A process that involves molten glass being directed into a mould where it solidifies into a desired shape. At Daedalian Glass Studios, the majority of cast glass is creating by melting the glass in a kiln and directing it into a plaster mould – allowing for extremely intricate designs to be created on the surface of the glass.
Etched glass (or sandblasted glass) is created by making small abrasions on any surface of glass. These abrasions can be made by various tools such as a sandblasting machine or a hand held flex drive – creating a frosted effect. Multi-depth etching can be used to create a 3D effect.
Fused glass is separate pieces of glass that have been heat bonded together. This is done by layering either multiple pieces of glass, glass frit, or glass powders and heating (through a process of raising and holding the kiln temperatures at various steps) until the glass pieces are bonded together.
Kiln formed glass (or warm glass) refers to any glass produced through the process of heating within a kiln. Curved glass slumping, fused glass, and cast glass all fall under the category of kiln formed and are produced with the kiln at various temperature levels.

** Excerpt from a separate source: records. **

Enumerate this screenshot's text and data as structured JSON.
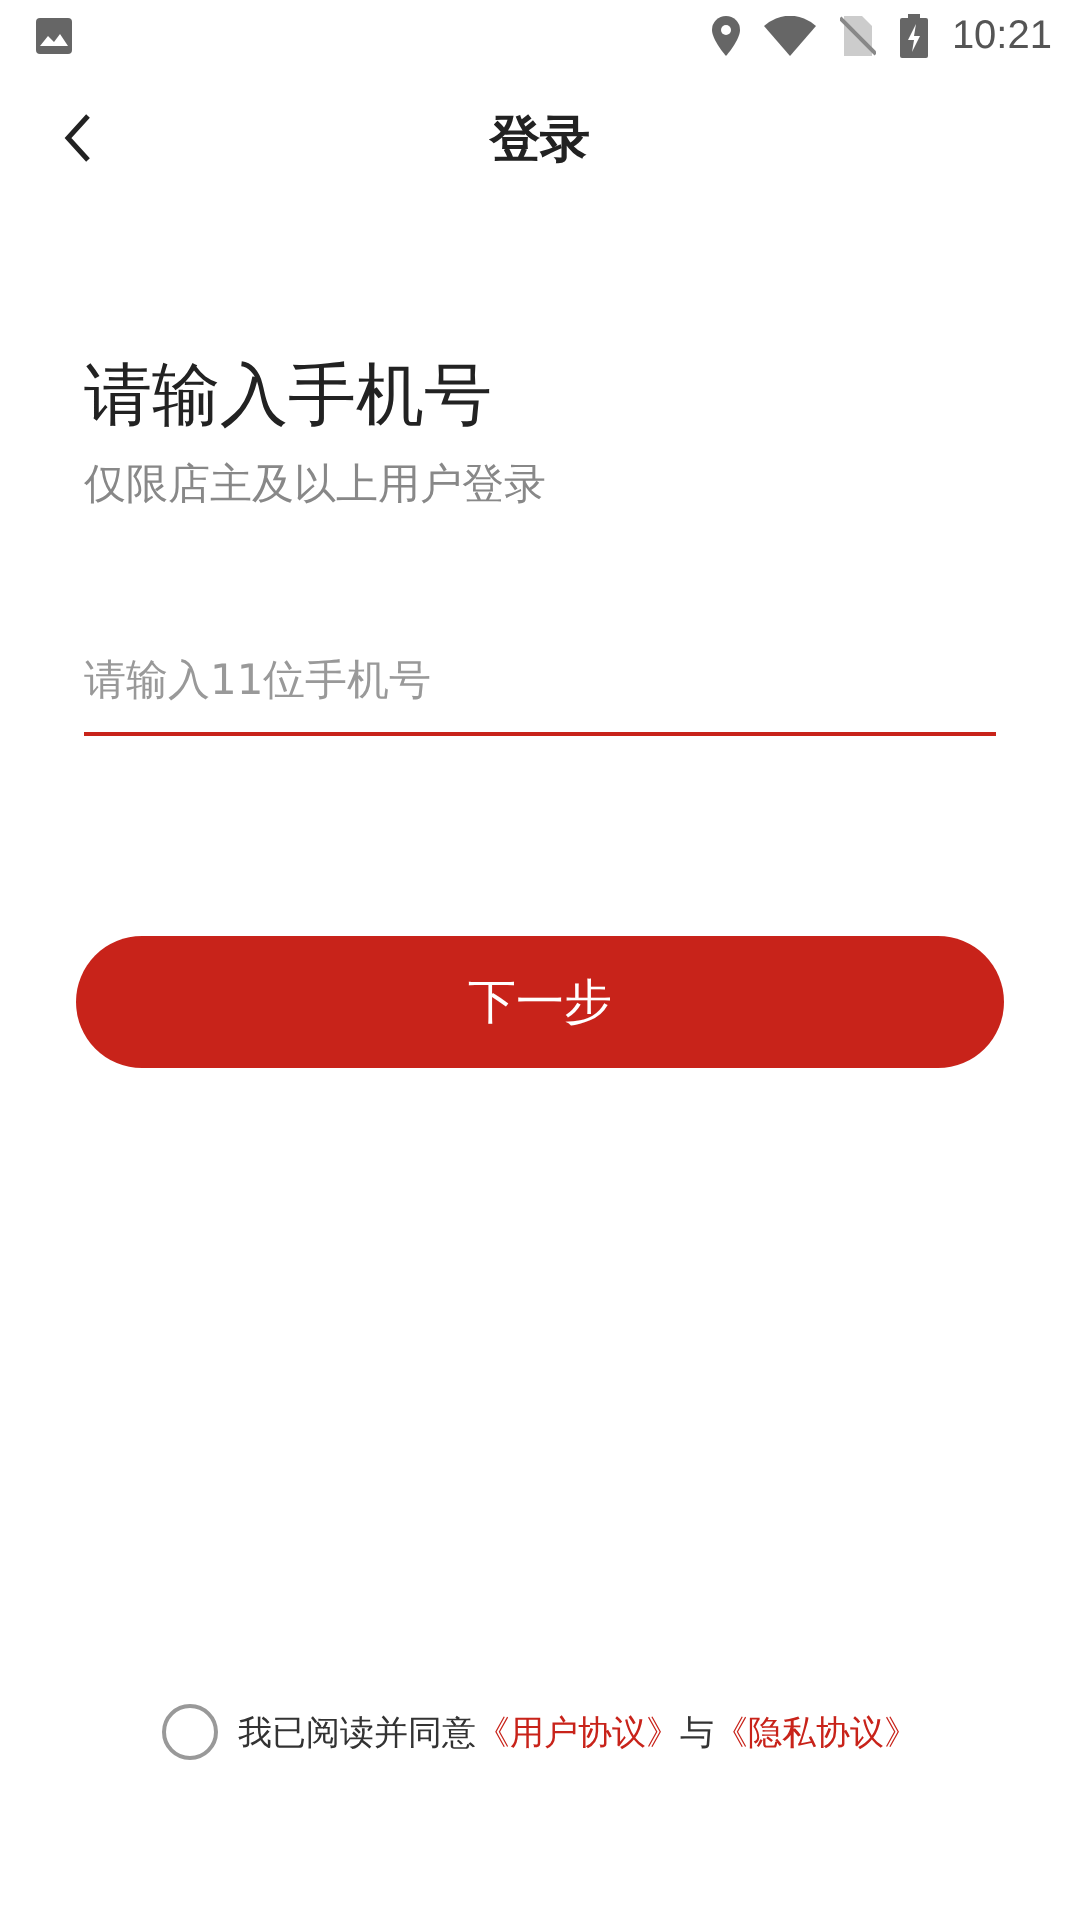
{
  "status_bar": {
    "time": "10:21"
  },
  "header": {
    "title": "登录"
  },
  "heading": "请输入手机号",
  "subtitle": "仅限店主及以上用户登录",
  "phone_field": {
    "placeholder": "请输入11位手机号"
  },
  "next_button": "下一步",
  "agreement": {
    "checked": false,
    "text": "我已阅读并同意",
    "links": [
      "《用户协议》",
      "《隐私协议》"
    ],
    "joiner": "与"
  }
}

Laminated glass is produced through the use of ethylene-vinyl acetate (EVA) as an interlayer. The process of laminating glass forms a safety glass – holding together even when shattered. Additionally, foreign objects such as fabrics, metals, wood veneer, stone veneer, paper, etc. can be placed between the glass to form both functional and decorative panel designs.
Painted glass refers to any form of glass that is painted on the front or back face. Whilst back painting is most common, as the glass acts as a protective shield, the paint is sometimes applied to the front. An example of this is when gold paint is used to add detailing to a design such as etched glass.
Traditionally, stained glass refers to an ornate form of leaded lights (such as the style created for church windows) whereas leaded lights are more plain (such as those used in domestic or commercial use). These are popular in period buildings as they preserve the traditional design.